Moreover, the NH3 concentration in the outflow gas was almost O.

- When the same reaction gas as above was measured under the same conditions on a silica cross carrier catalyst supporting only vanadium oxide, the purification rate of NO was 92%, while S02 was about 40%. NH36 degrees is 50ppmTh
It was accompanied by a smell.

The effects of the present invention are as described for each reaction in the previous examples, but in Example 1, CO
, This was achieved by allowing the oxidation reaction of HC to occur in an oxygen atmosphere, and then reducing NO with Ru+Pd after the oxygen was used up, and the reduction reaction was effectively carried out using the heat generated by the previous oxidation reaction. This is possible because the catalyst body of the present invention makes it possible to arrange exclusive catalyst materials in the same catalyst layer.

In addition, in Example 2, in order to first perform selective NO reduction with NH3 in the S02 mixed gas, S02 is adsorbed or passed through an undeposited copper sulfate catalyst layer, and then the remaining NO is removed with vanadium oxide. Selective reduction.

At this point, some NH3 remains and is normally discharged, but
It is undesirable as a malodorous component, and is deodorized by decomposition or O1 oxidation using the final Pt and nickel oxide catalyst material.

Although it is possible for NH3 to be oxidized to No again at this stage, the amount is less than 2 orders of magnitude compared to NO before the reaction, and does not overturn the No purification itself as a whole.

In this example, silica cloth was used as the base material of the carrier, but other inorganic fiber woven fabrics or mat-like materials made of inorganic fibers may also be used.

Furthermore, the base material is not limited to cloth or mat shape, but may be more preferable especially when exhaust resistance is a problem.

Further, the effects of the present invention may not be impaired by supporting an adsorbent instead of the supporting catalyst material, by supporting the adsorbent and the catalyst material on the same carrier, and thereby having both the adsorption function and the catalytic function.

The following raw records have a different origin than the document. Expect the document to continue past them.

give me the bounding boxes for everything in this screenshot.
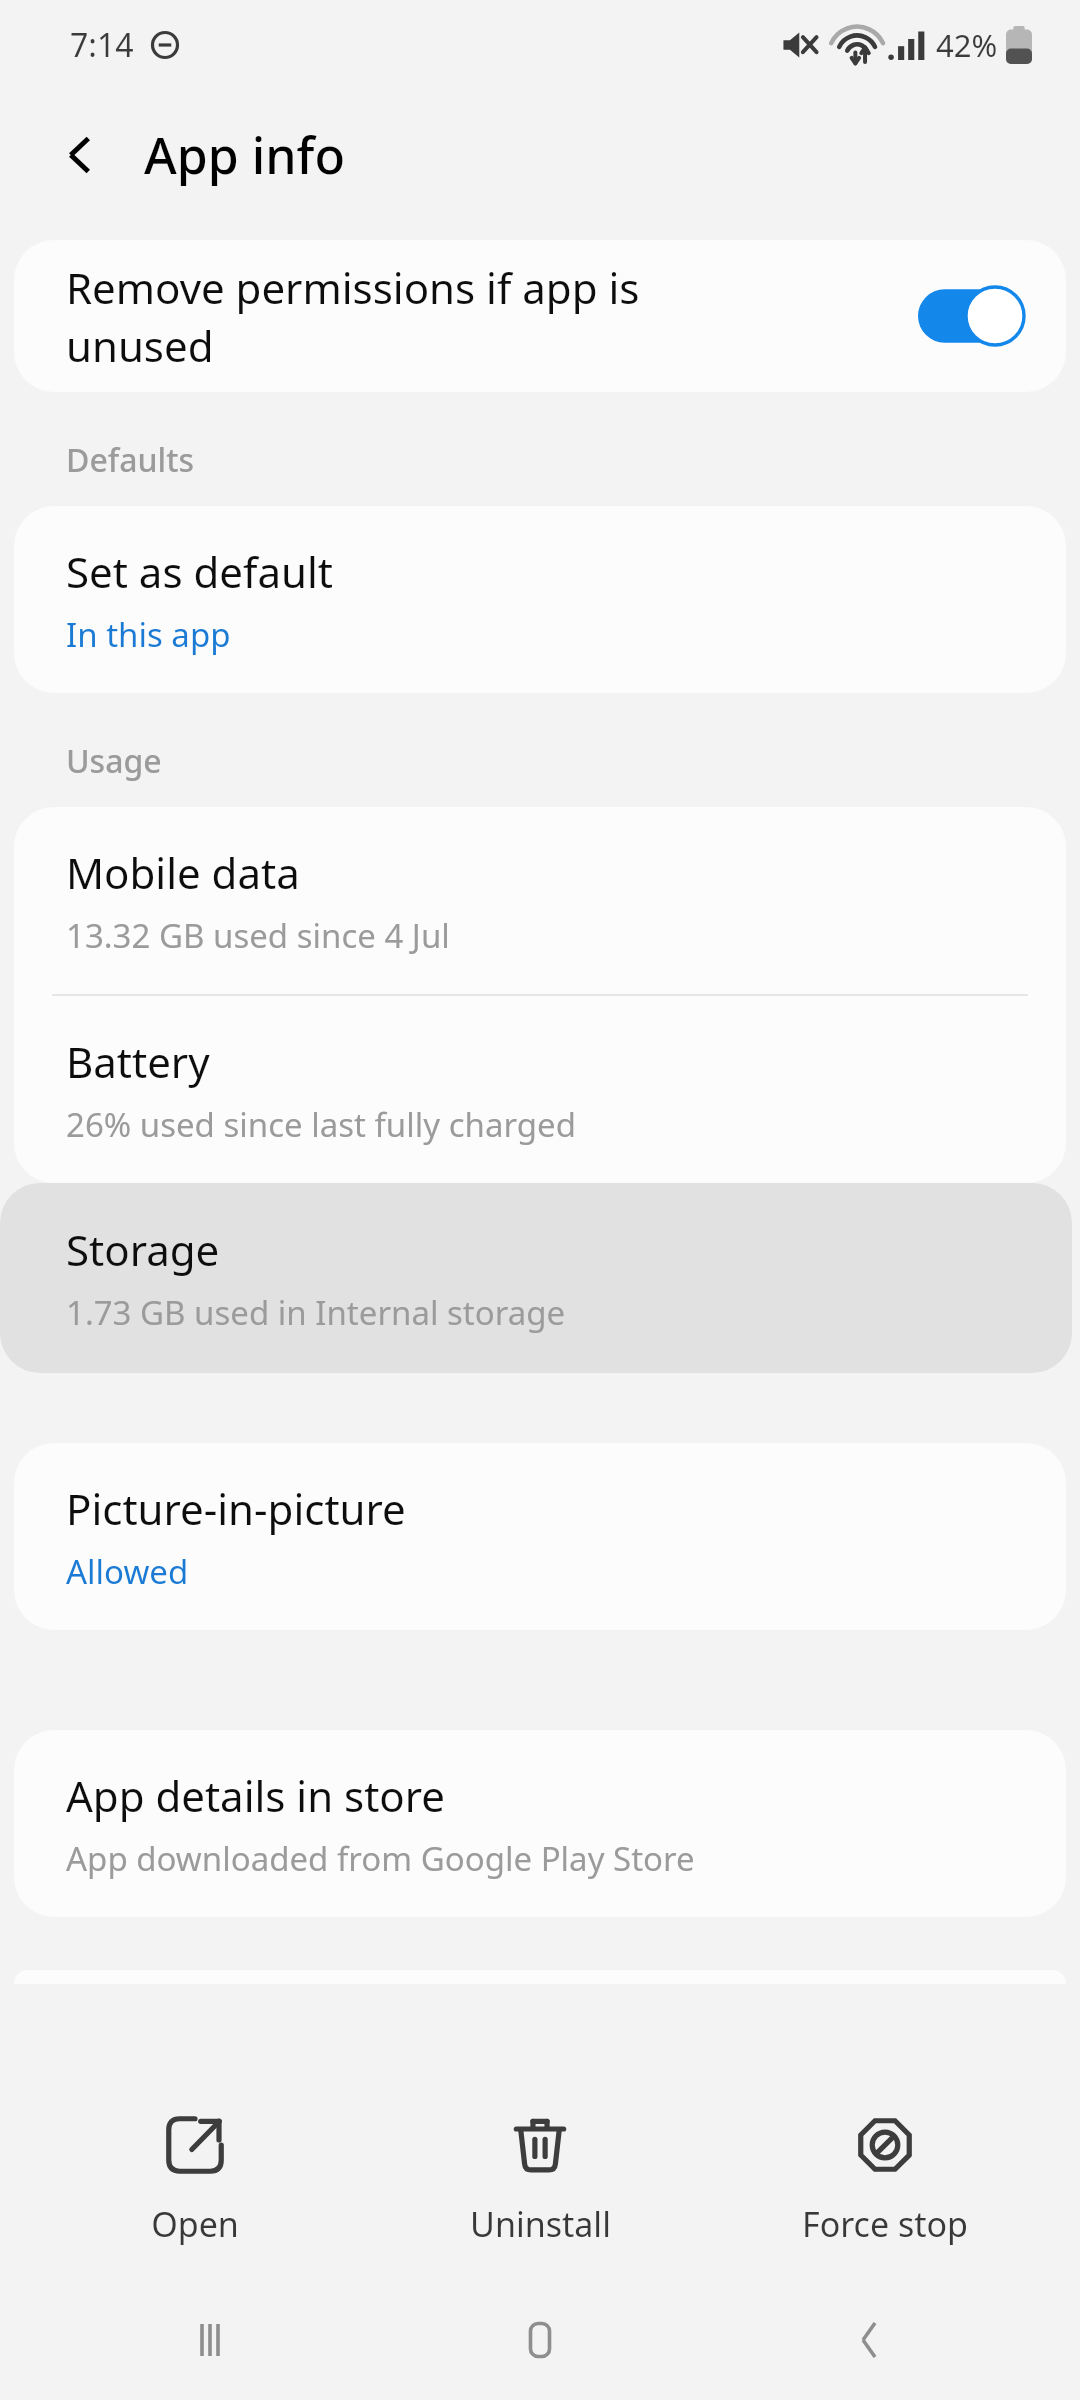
staticText: Open <box>151 2201 239 2247</box>
button[interactable]: App details in store <box>14 1730 1066 1917</box>
staticText: App downloaded from Google Play Store <box>66 1836 695 1881</box>
staticText: 1.73 GB used in Internal storage <box>66 1290 566 1335</box>
staticText: Force stop <box>802 2201 968 2247</box>
button[interactable]: Picture-in-picture <box>14 1443 1066 1630</box>
staticText: 7:14 <box>70 23 134 67</box>
staticText: In this app <box>66 612 231 657</box>
button[interactable]: Remove permissions if app is unused togg… <box>918 285 1026 347</box>
staticText: Mobile data <box>66 844 300 901</box>
button[interactable]: Mobile data <box>14 807 1066 994</box>
button[interactable]: Set as default <box>14 506 1066 693</box>
button[interactable]: Open <box>45 2099 345 2261</box>
staticText: Defaults <box>66 438 195 482</box>
button[interactable]: Recents <box>90 2280 330 2400</box>
staticText: Storage <box>66 1221 220 1278</box>
staticText: 13.32 GB used since 4 Jul <box>66 913 450 958</box>
button[interactable]: Battery <box>14 996 1066 1183</box>
button[interactable]: Force stop <box>735 2099 1035 2261</box>
staticText: 42% <box>936 24 998 66</box>
button[interactable]: Back <box>42 117 118 193</box>
button[interactable]: Back <box>750 2280 990 2400</box>
button[interactable]: Storage <box>0 1183 1072 1373</box>
staticText: Battery <box>66 1033 210 1090</box>
staticText: Remove permissions if app is unused <box>66 259 898 374</box>
staticText: Picture-in-picture <box>66 1480 406 1537</box>
staticText: 26% used since last fully charged <box>66 1102 576 1147</box>
staticText: Uninstall <box>470 2201 611 2247</box>
button[interactable]: Home <box>420 2280 660 2400</box>
staticText: Set as default <box>66 543 333 600</box>
staticText: Usage <box>66 739 162 783</box>
staticText: Allowed <box>66 1549 189 1594</box>
button[interactable]: Uninstall <box>390 2099 690 2261</box>
staticText: App details in store <box>66 1767 445 1824</box>
staticText: App info <box>144 121 345 189</box>
button[interactable]: Remove permissions if app is unused <box>14 240 1066 392</box>
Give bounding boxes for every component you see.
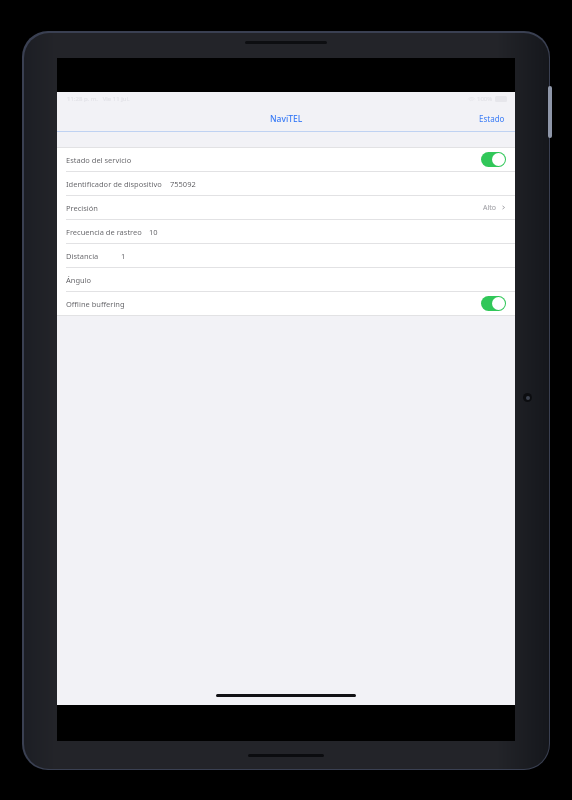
staticText: NaviTEL xyxy=(270,113,303,125)
button[interactable]: Ángulo xyxy=(57,268,515,291)
staticText: 10 xyxy=(149,227,158,237)
staticText: 1 xyxy=(121,251,126,261)
button[interactable]: Toggle xyxy=(481,296,506,311)
staticText: Ángulo xyxy=(66,275,92,285)
staticText: 100% xyxy=(477,95,493,103)
staticText: Estado xyxy=(479,113,505,124)
button[interactable]: Distancia xyxy=(57,244,515,267)
staticText: Precisión xyxy=(66,203,98,213)
button[interactable]: Precisión xyxy=(57,196,515,219)
staticText: 755092 xyxy=(170,179,196,189)
staticText: Alto xyxy=(483,203,497,213)
button[interactable]: Offline buffering xyxy=(57,292,515,315)
button[interactable]: Toggle xyxy=(481,152,506,167)
staticText: 11:28 p. m. Vie 11 jul. xyxy=(67,95,130,103)
button[interactable]: Frecuencia de rastreo xyxy=(57,220,515,243)
staticText: Frecuencia de rastreo xyxy=(66,227,142,237)
staticText: Estado del servicio xyxy=(66,155,132,165)
staticText: Offline buffering xyxy=(66,299,125,309)
staticText: Identificador de dispositivo xyxy=(66,179,162,189)
button[interactable]: Estado xyxy=(469,109,515,128)
button[interactable]: Estado del servicio xyxy=(57,148,515,171)
staticText: Distancia xyxy=(66,251,99,261)
button[interactable]: Identificador de dispositivo xyxy=(57,172,515,195)
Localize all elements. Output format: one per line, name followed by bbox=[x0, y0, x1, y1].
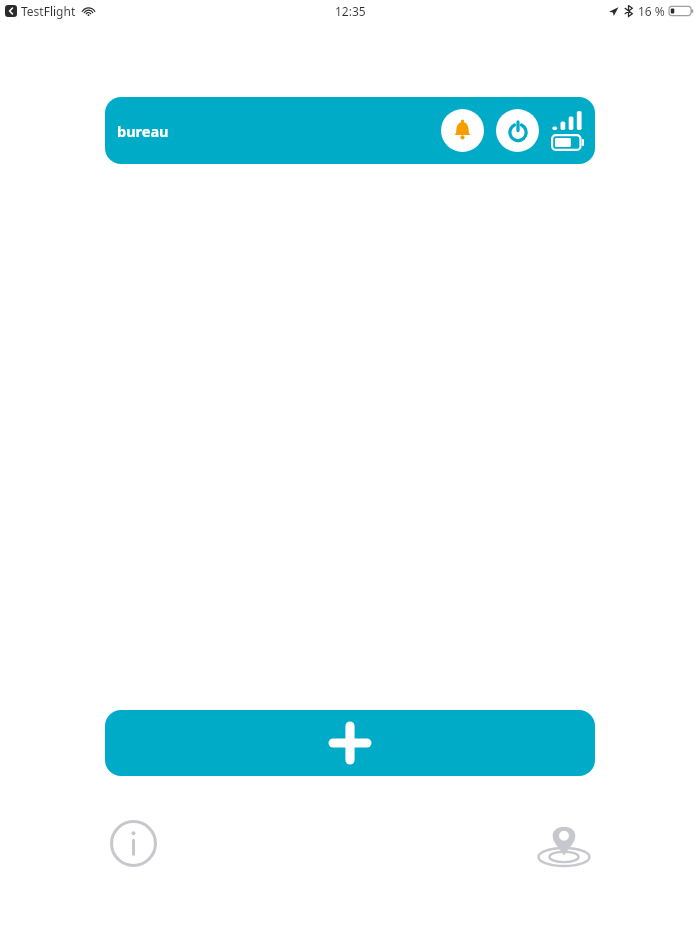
staticText: 16 % bbox=[638, 3, 665, 19]
staticText: TestFlight bbox=[21, 3, 76, 19]
button[interactable]: Power bbox=[496, 109, 539, 152]
button[interactable]: Add bbox=[105, 710, 595, 776]
staticText: 12:35 bbox=[335, 3, 366, 19]
other: Signal and battery bbox=[551, 110, 585, 151]
button[interactable]: Location bbox=[533, 812, 595, 874]
button[interactable]: Alarm bbox=[441, 109, 484, 152]
button[interactable]: bureau bbox=[105, 97, 595, 164]
staticText: bureau bbox=[117, 121, 169, 141]
button[interactable]: Information bbox=[105, 815, 161, 871]
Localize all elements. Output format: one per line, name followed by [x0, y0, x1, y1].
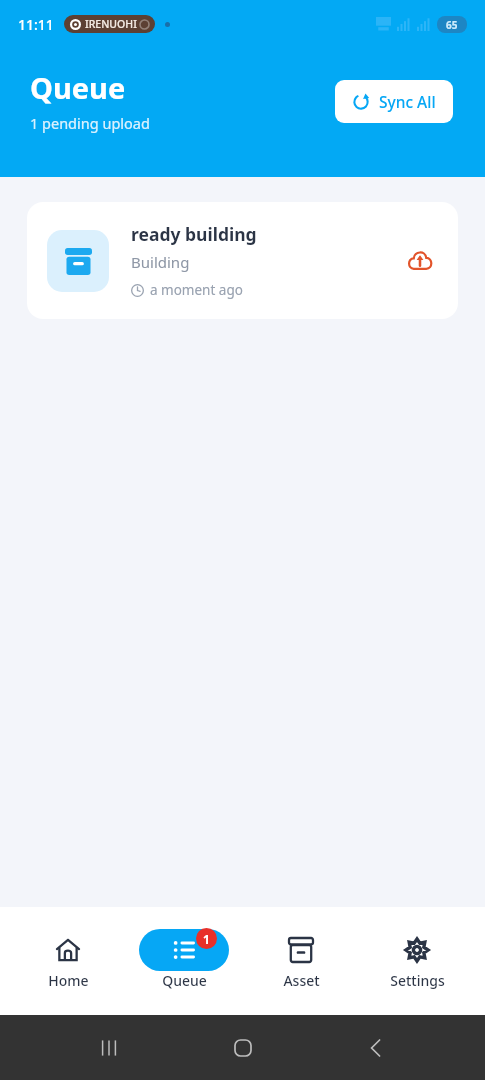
- staticText: ready building: [131, 222, 257, 246]
- button[interactable]: Settings: [369, 925, 465, 994]
- button[interactable]: Upload: [402, 243, 438, 279]
- button[interactable]: Recent apps: [85, 1024, 133, 1072]
- button[interactable]: Home: [219, 1024, 267, 1072]
- button[interactable]: 1: [136, 925, 232, 994]
- staticText: 65: [446, 18, 458, 32]
- button[interactable]: Asset: [253, 925, 349, 994]
- staticText: Sync All: [379, 91, 436, 112]
- staticText: Asset: [283, 971, 320, 990]
- staticText: IRENUOHI: [85, 17, 137, 31]
- staticText: Home: [48, 971, 89, 990]
- staticText: 11:11: [18, 15, 54, 34]
- staticText: 1 pending upload: [30, 113, 150, 133]
- staticText: Queue: [162, 971, 207, 990]
- button[interactable]: Sync All: [335, 80, 453, 123]
- button[interactable]: Home: [20, 925, 116, 994]
- staticText: Settings: [390, 971, 445, 990]
- button[interactable]: Back: [352, 1024, 400, 1072]
- staticText: a moment ago: [150, 281, 243, 299]
- staticText: 1: [203, 931, 210, 947]
- staticText: Building: [131, 252, 190, 272]
- staticText: Queue: [30, 68, 126, 107]
- button[interactable]: ready building: [27, 202, 458, 319]
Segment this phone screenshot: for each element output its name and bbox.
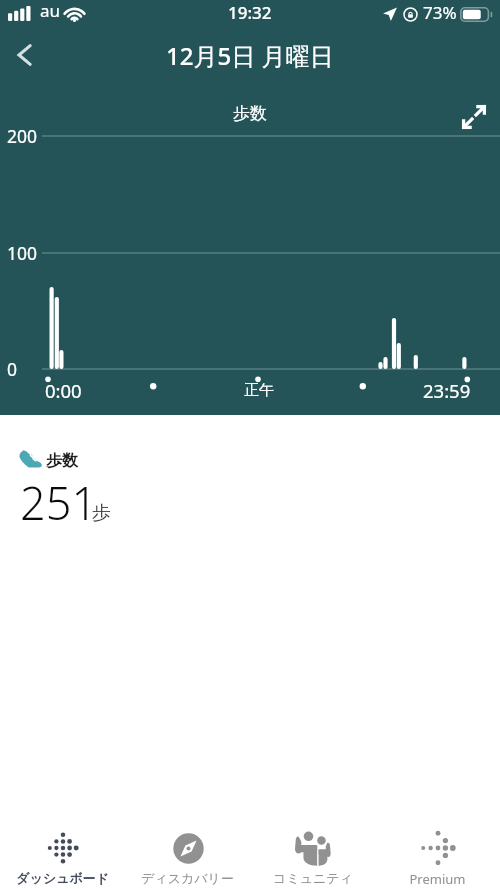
staticText: ディスカバリー <box>141 870 234 886</box>
button[interactable]: ディスカバリー <box>125 805 250 889</box>
staticText: 歩 <box>92 501 111 525</box>
staticText: Premium <box>409 870 466 888</box>
staticText: 0 <box>7 357 18 381</box>
staticText: 23:59 <box>423 378 471 403</box>
staticText: 歩数 <box>233 103 267 124</box>
staticText: 200 <box>7 124 38 148</box>
staticText: 19:32 <box>228 1 272 24</box>
staticText: 251 <box>20 472 98 533</box>
staticText: 正午 <box>244 381 274 400</box>
staticText: 歩数 <box>46 451 78 471</box>
button[interactable]: ダッシュボード <box>0 805 125 889</box>
staticText: 0:00 <box>45 378 82 403</box>
staticText: コミュニティ <box>273 870 353 886</box>
staticText: au <box>40 0 61 22</box>
button[interactable]: Premium <box>375 805 500 889</box>
staticText: ダッシュボード <box>16 870 109 886</box>
button[interactable]: コミュニティ <box>250 805 375 889</box>
staticText: 100 <box>7 241 38 265</box>
button[interactable]: 歩数 <box>0 415 500 540</box>
staticText: 73% <box>423 1 457 24</box>
staticText: 12月5日 月曜日 <box>166 39 334 72</box>
button[interactable]: Back <box>2 32 48 78</box>
button[interactable]: Expand chart <box>452 95 496 139</box>
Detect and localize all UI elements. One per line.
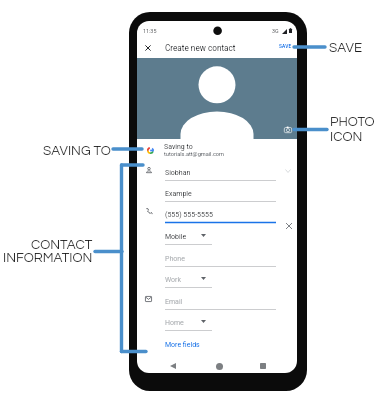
staticText: Work xyxy=(165,276,182,284)
button[interactable]: Siobhan xyxy=(165,166,276,180)
button[interactable]: Clear xyxy=(283,220,294,231)
button[interactable]: Close xyxy=(138,38,158,57)
staticText: PHOTO xyxy=(330,115,375,129)
staticText: Mobile xyxy=(165,233,187,241)
button[interactable]: Home xyxy=(165,316,212,330)
button[interactable]: Add photo xyxy=(284,126,292,133)
staticText: SAVE xyxy=(279,44,292,50)
button[interactable]: Example xyxy=(165,187,276,201)
staticText: 3G xyxy=(272,28,279,34)
button[interactable]: Saving to xyxy=(137,139,297,161)
button[interactable]: Back xyxy=(166,359,180,373)
staticText: Siobhan xyxy=(165,169,191,177)
button[interactable]: Email xyxy=(165,295,276,309)
staticText: SAVING TO xyxy=(43,144,111,158)
staticText: tutorials.att@gmail.com xyxy=(164,151,224,158)
button[interactable]: Mobile xyxy=(165,230,212,244)
staticText: SAVE xyxy=(329,41,363,55)
button[interactable]: Home xyxy=(212,359,226,373)
button[interactable]: SAVE xyxy=(278,40,293,54)
staticText: Phone xyxy=(165,255,185,263)
staticText: Saving to xyxy=(164,143,193,151)
staticText: Create new contact xyxy=(165,43,236,53)
staticText: 11:35 xyxy=(143,28,157,34)
button[interactable]: Work xyxy=(165,273,212,287)
staticText: (555) 555-5555 xyxy=(165,211,213,219)
staticText: CONTACT xyxy=(31,238,93,252)
button[interactable]: Recent apps xyxy=(256,359,270,373)
staticText: Example xyxy=(165,190,192,198)
staticText: More fields xyxy=(165,341,200,349)
staticText: Email xyxy=(165,298,183,306)
staticText: Home xyxy=(165,319,184,327)
button[interactable]: More fields xyxy=(165,339,205,351)
staticText: INFORMATION xyxy=(3,251,93,265)
staticText: ICON xyxy=(330,130,363,144)
button[interactable]: (555) 555-5555 xyxy=(165,208,276,222)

[Brief explanation of drawings]

FIG. 1 is a structural diagram of a catalyst cloth showing one embodiment of the catalyst body according to the present invention, FIG. 2 is a half-sectional perspective view of a catalyst device using the catalyst cloth of FIG. 1, and FIG. FIG. 7 is a structural diagram of a catalyst cloth showing another example. 1.3,7,8.9... Catalyst material, 4...
... Catalyst body (catalyst layer).

Claims (1)

[Scope of Claims] 1. A catalyst body characterized in that a plurality of different types of catalyst substances are independently supported on the surface of a flexible continuous carrier. 2. The catalyst body according to claim 1, wherein the base material of the carrier is silica cloth.